Self–non-self discrimination is a hallmark of the lymphocytes of the adaptive immune response. Random gene rearrangements that produce a DNA sequence coding for the T cell receptor and the B cell receptor result in differentiation of lymphocytes that express a large number of antigen-binding specificities, some of which inevitably recognize self. Developing T lymphocytes that potentially react against self must be identified and either eliminated or silenced. In 1949, F. Macfarlane Burnet and Frank Fenner predicted in the clonal selection theory that developing lymphocytes progress through a stage during which they are particularly sensitive to elimination if they interact with self-antigens.
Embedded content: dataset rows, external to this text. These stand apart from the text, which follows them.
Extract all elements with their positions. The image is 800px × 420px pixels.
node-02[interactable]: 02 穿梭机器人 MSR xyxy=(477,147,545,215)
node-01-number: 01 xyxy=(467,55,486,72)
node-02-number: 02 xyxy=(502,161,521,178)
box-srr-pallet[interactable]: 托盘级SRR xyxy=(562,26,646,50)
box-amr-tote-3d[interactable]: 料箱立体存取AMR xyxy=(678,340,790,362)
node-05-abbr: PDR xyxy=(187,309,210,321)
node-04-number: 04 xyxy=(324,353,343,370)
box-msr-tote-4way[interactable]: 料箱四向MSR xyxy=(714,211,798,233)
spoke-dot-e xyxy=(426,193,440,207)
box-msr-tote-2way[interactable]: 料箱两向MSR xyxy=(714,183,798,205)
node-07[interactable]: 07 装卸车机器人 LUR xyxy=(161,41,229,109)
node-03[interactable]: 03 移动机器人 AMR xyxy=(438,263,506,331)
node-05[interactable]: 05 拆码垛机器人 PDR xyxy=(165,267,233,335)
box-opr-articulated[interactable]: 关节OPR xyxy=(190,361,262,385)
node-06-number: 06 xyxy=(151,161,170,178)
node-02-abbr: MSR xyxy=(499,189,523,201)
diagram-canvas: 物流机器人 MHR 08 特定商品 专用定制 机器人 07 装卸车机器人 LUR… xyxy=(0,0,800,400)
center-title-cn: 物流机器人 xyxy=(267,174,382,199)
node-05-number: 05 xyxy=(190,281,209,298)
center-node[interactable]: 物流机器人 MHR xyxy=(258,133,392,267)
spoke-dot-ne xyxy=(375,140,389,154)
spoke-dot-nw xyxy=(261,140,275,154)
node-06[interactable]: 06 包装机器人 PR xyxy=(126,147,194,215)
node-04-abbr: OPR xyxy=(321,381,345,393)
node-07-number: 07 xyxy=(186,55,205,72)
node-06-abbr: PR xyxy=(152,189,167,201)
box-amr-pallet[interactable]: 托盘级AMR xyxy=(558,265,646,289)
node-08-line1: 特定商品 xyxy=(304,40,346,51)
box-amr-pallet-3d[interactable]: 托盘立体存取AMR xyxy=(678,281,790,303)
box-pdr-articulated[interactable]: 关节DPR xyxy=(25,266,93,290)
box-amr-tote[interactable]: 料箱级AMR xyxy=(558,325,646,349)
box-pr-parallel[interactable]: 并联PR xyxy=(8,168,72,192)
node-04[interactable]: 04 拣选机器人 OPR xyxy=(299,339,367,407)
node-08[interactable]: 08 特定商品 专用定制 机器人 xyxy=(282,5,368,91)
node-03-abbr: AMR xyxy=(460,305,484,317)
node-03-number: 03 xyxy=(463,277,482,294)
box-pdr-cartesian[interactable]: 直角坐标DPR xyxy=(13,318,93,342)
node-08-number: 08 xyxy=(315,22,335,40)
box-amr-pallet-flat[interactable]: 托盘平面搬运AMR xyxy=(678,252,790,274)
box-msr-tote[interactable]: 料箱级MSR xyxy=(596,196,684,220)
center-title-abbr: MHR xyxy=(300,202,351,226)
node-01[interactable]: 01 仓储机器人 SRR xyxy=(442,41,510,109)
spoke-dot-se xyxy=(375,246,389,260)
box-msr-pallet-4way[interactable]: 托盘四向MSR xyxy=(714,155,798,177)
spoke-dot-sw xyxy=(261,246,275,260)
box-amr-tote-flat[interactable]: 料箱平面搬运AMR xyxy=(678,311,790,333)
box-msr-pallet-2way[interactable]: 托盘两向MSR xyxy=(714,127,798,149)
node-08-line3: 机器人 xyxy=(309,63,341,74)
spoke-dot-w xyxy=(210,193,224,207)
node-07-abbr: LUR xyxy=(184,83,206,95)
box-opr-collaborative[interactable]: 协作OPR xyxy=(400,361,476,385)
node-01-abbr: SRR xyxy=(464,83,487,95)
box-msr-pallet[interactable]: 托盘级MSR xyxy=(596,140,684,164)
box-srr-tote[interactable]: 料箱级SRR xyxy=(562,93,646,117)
Rupert Billingham with Peter Medawar in 1953 confirmed this prediction by demonstrating that unresponsiveness to a foreign antigen can be induced early in the life of an animal by exposing developing lymphocytes to the antigen. These results suggest that a mechanism exists to alter the reactivity of potentially self-reactive lymphocytes. Jacque Miller focused attention on the thymus when he showed in 1961 that removal of this organ in the neonatal period inhibited normal adaptive immune responses. Studies performed during the 1970s and 1980s demonstrated the existence of a two-step process that results in retention of T lymphocytes capable of recognizing antigen presented by self-HLA molecules (positive selection) and the elimination of T lymphocytes that are potentially autoreactive (negative selection).